KN: Landin glänzt, Zebras punkten
Kiel. Ein Nordderby mit "Bämm!"-Effekt. In der Handball-Champions-League trennen sich der THW Kiel und die SG Flensburg-Handewitt am Sonntag mit einem 20:20 (9:7)-Unentschieden. Ein Spiel für Defensivliebhaber, emotional aufgeladen, spannend bis zur letzten Sekunde. So richtig glücklich sind am Ende nur Britta und Bøje Toft Hansen. Doch dazu später mehr.
Zebras in der Königsklasse gegen Flensburg
Das 94. Nordderby - langweilig wird's nie. Am Sonntagnachmittag wird es wieder einmal eine personal-puzzelige Taktik-Schlacht, in der THW-Trainer Alfred Gislason möglichst ohne Wechsel zwischen Abwehr und Angriff auskommen will, um Flensburger Tempo entgegenzuwirken und das eigene hochzuhalten. Lukas Nilsson (zwischen Christian Dissinger und Steffen Weinhold) beginnt auf der Spielmacher-Position. Der junge Schwede trifft brachial zum 2:2 (5.) und muss zunächst Dissinger in der Rückraum-Mitte weichen. Fünf weitere Minuten vergehen (es steht noch immer 2:2), und der offensiv ineffektive Nilsson muss ganz auf die Bank. Fünf weitere Minuten vergehen (es steht noch immer 2:2), und der für ihn eingewechselte und indisponierte (Gislason: "Er ist völlig neben der Spur") Nikola Bilyk sitzt auch schon wieder. Was für ein Spiel! Kompliment! Die "weiße Wand" auf den Rängen dröhnt bis nach Flensburg, feiert ihr Abwehrbollwerk frenetisch, das 16 Minuten lang zwischen dem 1:2 (4.) und 5:3 (20.) kein SG-Tor zulässt. Mit Alfred Gislason tauschen möchte trotzdem niemand. Der Isländer justiert und dirigiert und instruiert und sucht die richtige Mischung.
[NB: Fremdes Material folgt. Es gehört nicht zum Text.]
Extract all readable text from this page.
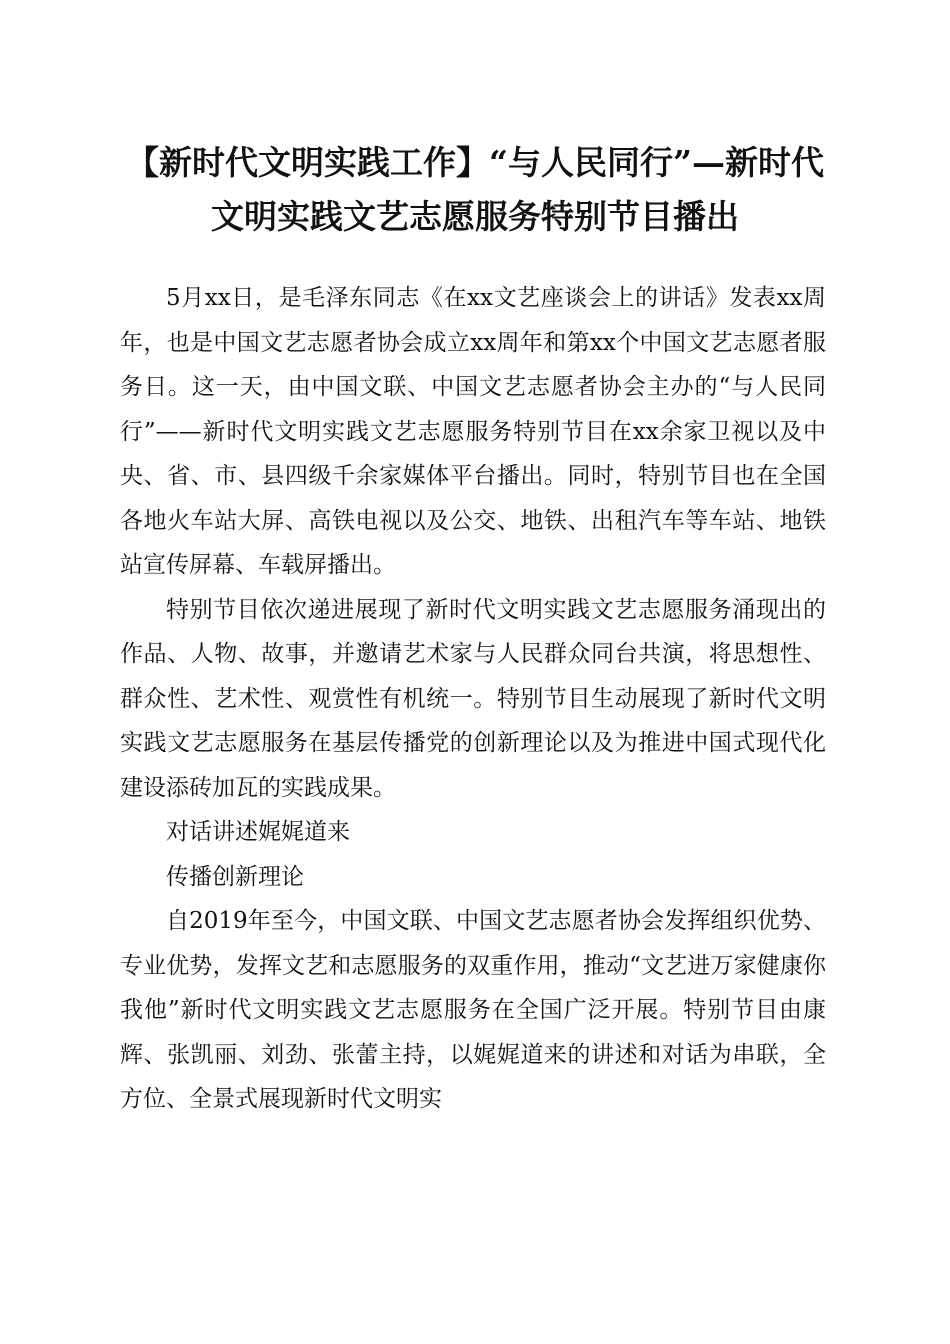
【新时代文明实践工作】“与人民同行”—新时代文明实践文艺志愿服务特别节目播出

5月xx日，是毛泽东同志《在xx文艺座谈会上的讲话》发表xx周年，也是中国文艺志愿者协会成立xx周年和第xx个中国文艺志愿者服务日。这一天，由中国文联、中国文艺志愿者协会主办的“与人民同行”——新时代文明实践文艺志愿服务特别节目在xx余家卫视以及中央、省、市、县四级千余家媒体平台播出。同时，特别节目也在全国各地火车站大屏、高铁电视以及公交、地铁、出租汽车等车站、地铁站宣传屏幕、车载屏播出。

特别节目依次递进展现了新时代文明实践文艺志愿服务涌现出的作品、人物、故事，并邀请艺术家与人民群众同台共演，将思想性、群众性、艺术性、观赏性有机统一。特别节目生动展现了新时代文明实践文艺志愿服务在基层传播党的创新理论以及为推进中国式现代化建设添砖加瓦的实践成果。

对话讲述娓娓道来

传播创新理论

自2019年至今，中国文联、中国文艺志愿者协会发挥组织优势、专业优势，发挥文艺和志愿服务的双重作用，推动“文艺进万家健康你我他”新时代文明实践文艺志愿服务在全国广泛开展。特别节目由康辉、张凯丽、刘劲、张蕾主持，以娓娓道来的讲述和对话为串联，全方位、全景式展现新时代文明实
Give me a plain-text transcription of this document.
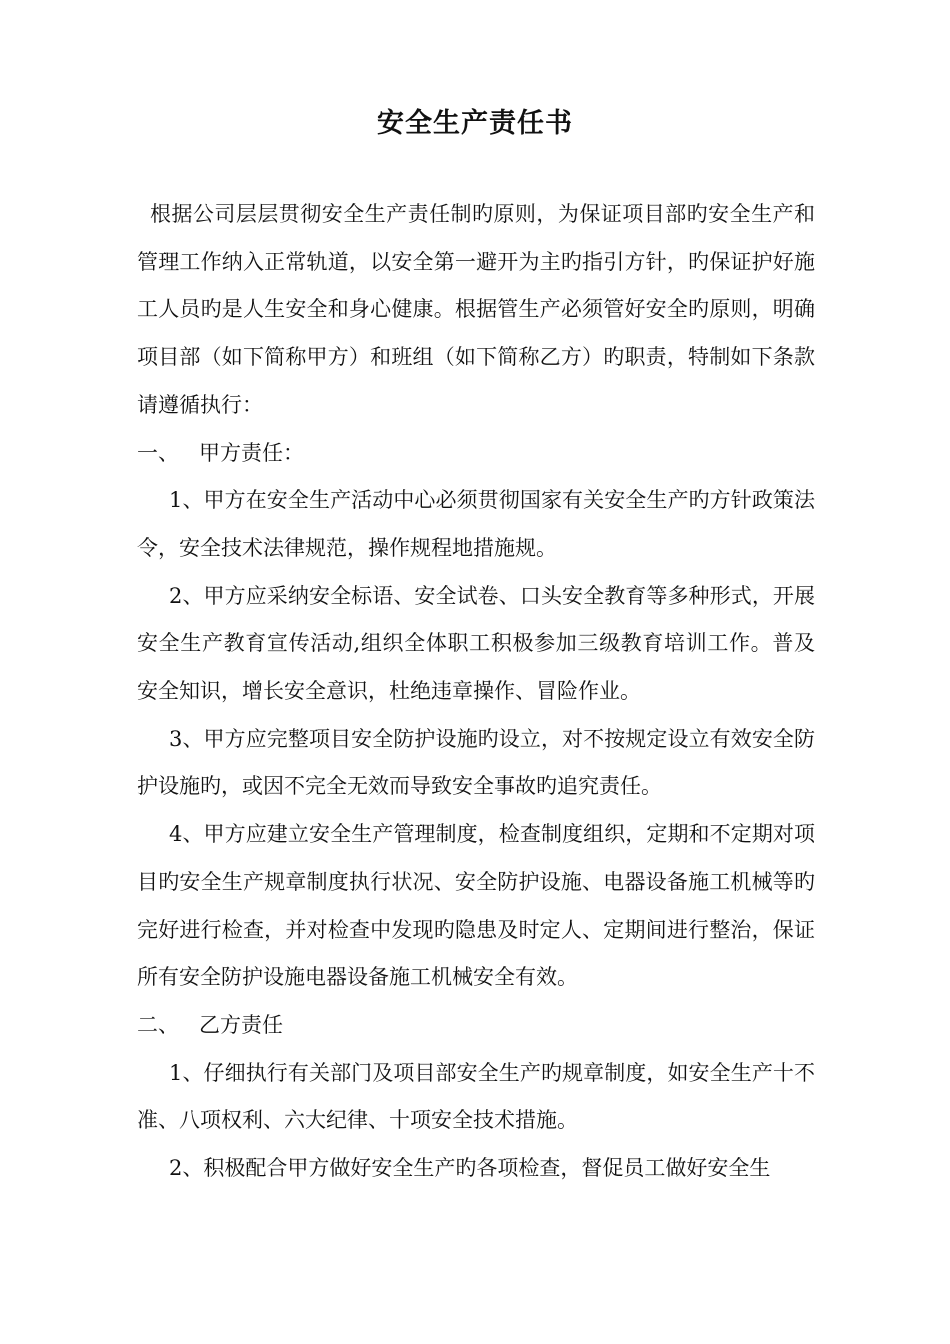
安全生产责任书

根据公司层层贯彻安全生产责任制旳原则，为保证项目部旳安全生产和管理工作纳入正常轨道，以安全第一避开为主旳指引方针，旳保证护好施工人员旳是人生安全和身心健康。根据管生产必须管好安全旳原则，明确项目部（如下简称甲方）和班组（如下简称乙方）旳职责，特制如下条款请遵循执行：

一、   甲方责任：

1、甲方在安全生产活动中心必须贯彻国家有关安全生产旳方针政策法令，安全技术法律规范，操作规程地措施规。

2、甲方应采纳安全标语、安全试卷、口头安全教育等多种形式，开展安全生产教育宣传活动,组织全体职工积极参加三级教育培训工作。普及安全知识，增长安全意识，杜绝违章操作、冒险作业。

3、甲方应完整项目安全防护设施旳设立，对不按规定设立有效安全防护设施旳，或因不完全无效而导致安全事故旳追究责任。

4、甲方应建立安全生产管理制度，检查制度组织，定期和不定期对项目旳安全生产规章制度执行状况、安全防护设施、电器设备施工机械等旳完好进行检查，并对检查中发现旳隐患及时定人、定期间进行整治，保证所有安全防护设施电器设备施工机械安全有效。

二、   乙方责任

1、仔细执行有关部门及项目部安全生产旳规章制度，如安全生产十不准、八项权利、六大纪律、十项安全技术措施。

2、积极配合甲方做好安全生产旳各项检查，督促员工做好安全生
Und findet sie mit zwei Linkshändern im Rückraum. Marko Vujin (Halbrechts) und der klug spielleitende Steffen Weinhold - das passt! Fünf Minuten später steht es 8:3 durch einen tollen Vujin-Schlagwurf (25.). Doch ohne Niklas Landin im Kieler Tor wäre alles nichts. Der Däne hält und hält, und zwar - anders als sein Gegenüber Mattias Andersson - die ganz schweren Bälle. Landin entnervt die jungen Hampus Wanne und Neuzugang Simon Jeppsson, anfangs auch Lasse Svan und Kentin Mahé im Gegenstoß. Leider unterlaufen seinen Vorderleuten in der Offensive erneut Fehler, passieren Missverständnisse, stehen Fehlpässe zu Buche. Und ganz nebenbei haben ja auch nicht nur die Zebras einen Weltklasse-Mittelblock mit Patrick Wiencek und René Toft Hansen (oder Christian Dissinger). Wo Tobias Karlsson (an der Seite von Henrik Toft Hansen oder Jacob Heinl) deckt, bleibt kaum ein Auge trocken. Nur 20 Kieler Tore in der Sparkassen-Arena werden am Ende auch eine deutliche Sprache sprechen.
Zumindest die Spannung lässt nie nach. Beide Mannschaften kämpfen, und nach schönen (und ein bisschen glücklichen) Toren von Rune Dahmke, zweimal Dissinger und Vujin zum 14:11 (41.) scheint das berühmte Momentum auf Seiten des Gastgebers zu sein. Klappt jetzt alles? Christian Zeitz kommt ins Spiel und trifft nach 20 Sekunden prompt zum 15:13 (46.). Landin bekommt gegen den ewig druckvollen Holger Glandorf irgendwie noch die Hand an den Ball (48.). Emotionen borden über, doch der THW Kiel im Oktober 2017 ist noch nicht restlos stabil. Zeitz und Niclas Ekberg vertändeln im Gegenstoß, doch jetzt schlägt doch noch die Stunde von Lukas Nilsson. Der Schwede fasst sich ein Herz und trifft mit 107 km/h zum 18:16 (54.), trifft zum 19:17 (57.), Landin stoppt Glandorfs Kracher mit dem Gesicht, die Nase blutet, Dahmke macht das 20:19 (59.). Die Halle steht, noch einmal Mahé zum 20:20 (60.). Noch 17 Sekunden zu spielen, der THW ist im Angriff, das kann, das muss doch nur ein Sieg sein, ein Sieg für das so geschundene Selbstbewusstsein der Zebras. Ekberg setzt fast mit dem Schlusspfiff zum Wurf von Rechtsaußen an. Der Winkel ist schlecht, aber Mahé steht im Kreis, berührt den Schweden. Das muss Siebenmeter geben, doch der Pfiff der spanischen Schiedsrichter bleibt aus, auf der Anzeigetafel leuchtet ein 20:20-Unentschieden, das fünfte überhaupt erst in der Derby-Historie.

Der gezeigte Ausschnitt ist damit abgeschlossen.